Lo más sorprendente fue la culminación de la conferencia de Tarongoy: le agradeció a Dios por cada milagro que había vivido durante esos 43 años, por cada hombre con verdadera fe al que había podido conocer, por permitirle crear su propia fe. “Creer en la religión es descreer de Dios”, dijo, y agachó la cabeza.

Le dieron poca importancia a su trabajo. Se habló de herejía y blasfemia. Sólo cuatro grupos religiosos menores se animaron a revisar análisis, datos y conclusiones de Tarongoy. No se hicieron anuncios oficiales, pero tres de esas religiones se disolvieron; dejaron de existir. Tarongoy murió en 1997, quedando sus escritos en manos de su único hijo.

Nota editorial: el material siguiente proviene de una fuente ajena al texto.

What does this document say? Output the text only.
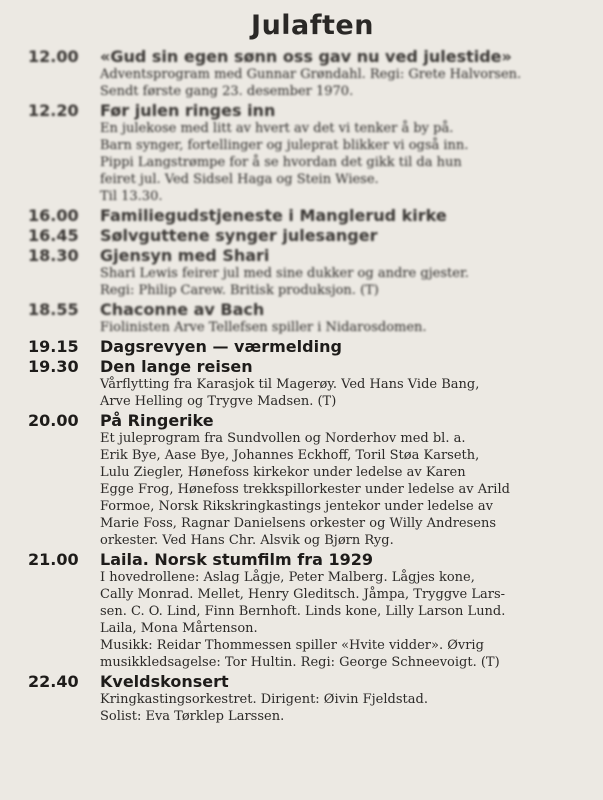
Julaften
12.00	«Gud sin egen sønn oss gav nu ved julestide»

Adventsprogram med Gunnar Grøndahl. Regi: Grete Halvorsen.

Sendt første gang 23. desember 1970.

12.20	Før julen ringes inn

En julekose med litt av hvert av det vi tenker å by på.

Barn synger, fortellinger og juleprat blikker vi også inn.

Pippi Langstrømpe for å se hvordan det gikk til da hun

feiret jul. Ved Sidsel Haga og Stein Wiese.

Til 13.30.

16.00	Familiegudstjeneste i Manglerud kirke
16.45	Sølvguttene synger julesanger
18.30	Gjensyn med Shari

Shari Lewis feirer jul med sine dukker og andre gjester.

Regi: Philip Carew. Britisk produksjon. (T)

18.55	Chaconne av Bach

Fiolinisten Arve Tellefsen spiller i Nidarosdomen.

19.15	Dagsrevyen — værmelding
19.30	Den lange reisen

Vårflytting fra Karasjok til Magerøy. Ved Hans Vide Bang,

Arve Helling og Trygve Madsen. (T)

20.00	På Ringerike

Et juleprogram fra Sundvollen og Norderhov med bl. a.

Erik Bye, Aase Bye, Johannes Eckhoff, Toril Støa Karseth,

Lulu Ziegler, Hønefoss kirkekor under ledelse av Karen

Egge Frog, Hønefoss trekkspillorkester under ledelse av Arild

Formoe, Norsk Rikskringkastings jentekor under ledelse av

Marie Foss, Ragnar Danielsens orkester og Willy Andresens

orkester. Ved Hans Chr. Alsvik og Bjørn Ryg.

21.00	Laila. Norsk stumfilm fra 1929

I hovedrollene: Aslag Lågje, Peter Malberg. Lågjes kone,

Cally Monrad. Mellet, Henry Gleditsch. Jåmpa, Tryggve Lars-

sen. C. O. Lind, Finn Bernhoft. Linds kone, Lilly Larson Lund.

Laila, Mona Mårtenson.

Musikk: Reidar Thommessen spiller «Hvite vidder». Øvrig

musikkledsagelse: Tor Hultin. Regi: George Schneevoigt. (T)

22.40	Kveldskonsert

Kringkastingsorkestret. Dirigent: Øivin Fjeldstad.

Solist: Eva Tørklep Larssen.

En 2003, doce mil filipinos habían aceptado las teorías de Tarongoy como verdades. Se rehusaban a ser denominados bajo un mismo nombre, a reunirse en sitios determinados, a seguir cualquier principio religioso existente. En la actualidad, se conoce a ese movimiento como tarongoyismo. Ayon Tarangoy, sin quererlo, había creado otra religión.


• Ho y Shu (por Leandro Ramos)

Ho y Shu nacieron en las afueras de Nantong. Junto a otros, ellos segaban arroz en los campos. Ho era de brazos fuertes y perseverantes como los del buey y nadie como él soportaba el peso de la labor durante los meses estivales. Como el oscuro búho, Ho no dormía. Entre sol y sol, y durante noches de sombras y ayuno,
Ho segaba arroz hasta los lindes que sobrepasaban la vista de cualquier hombre. Ho había sido búho y buey.

Mientras a Ho lo refrescaba el rocío de cada mañana, a Shu el sudor propio le empapaba la frente. A Shu todos lo reconocían por las melodías que sus movimientos perpetraban en el aire. Sucedía que Shu era tan veloz que su hoz silbaba al surcar el estático espacio entre espiga y espiga concertando armonías imposibles. A él, el trabajo le aceleraba el pulso de su corazón y le hacía creer en Dios. El vuelo de sus brazos imitaban al ibis y sus pies se adelantaban como los de la liebre. Shu había sido ave y liebre.

Ho y Shu nacieron en las afueras de Nantong. No era la primera vez que lo hacían. En su Existir, las vidas y sus nacimientos eran estaciones pasajeras.

Ho conocía el sabor de la madera de sauce y el olor del Nilo. Había mudado cinco veces sus escamas y supo habitar durante cinco días en la cabeza apiojada de un niño.

Shu sabía tejer telas pegajosas en los rincones y aullar en las noches de luna. Además, consiguió permanecer mil años de pie encarnado en un viejo pino.


Memorias de inviernos largos, de muchos pelos y de vuelos incansables se confundían en sus cabezas. En un campo anónimo de China, ya no sabían si eran ellos mismos o el arroz que segaban.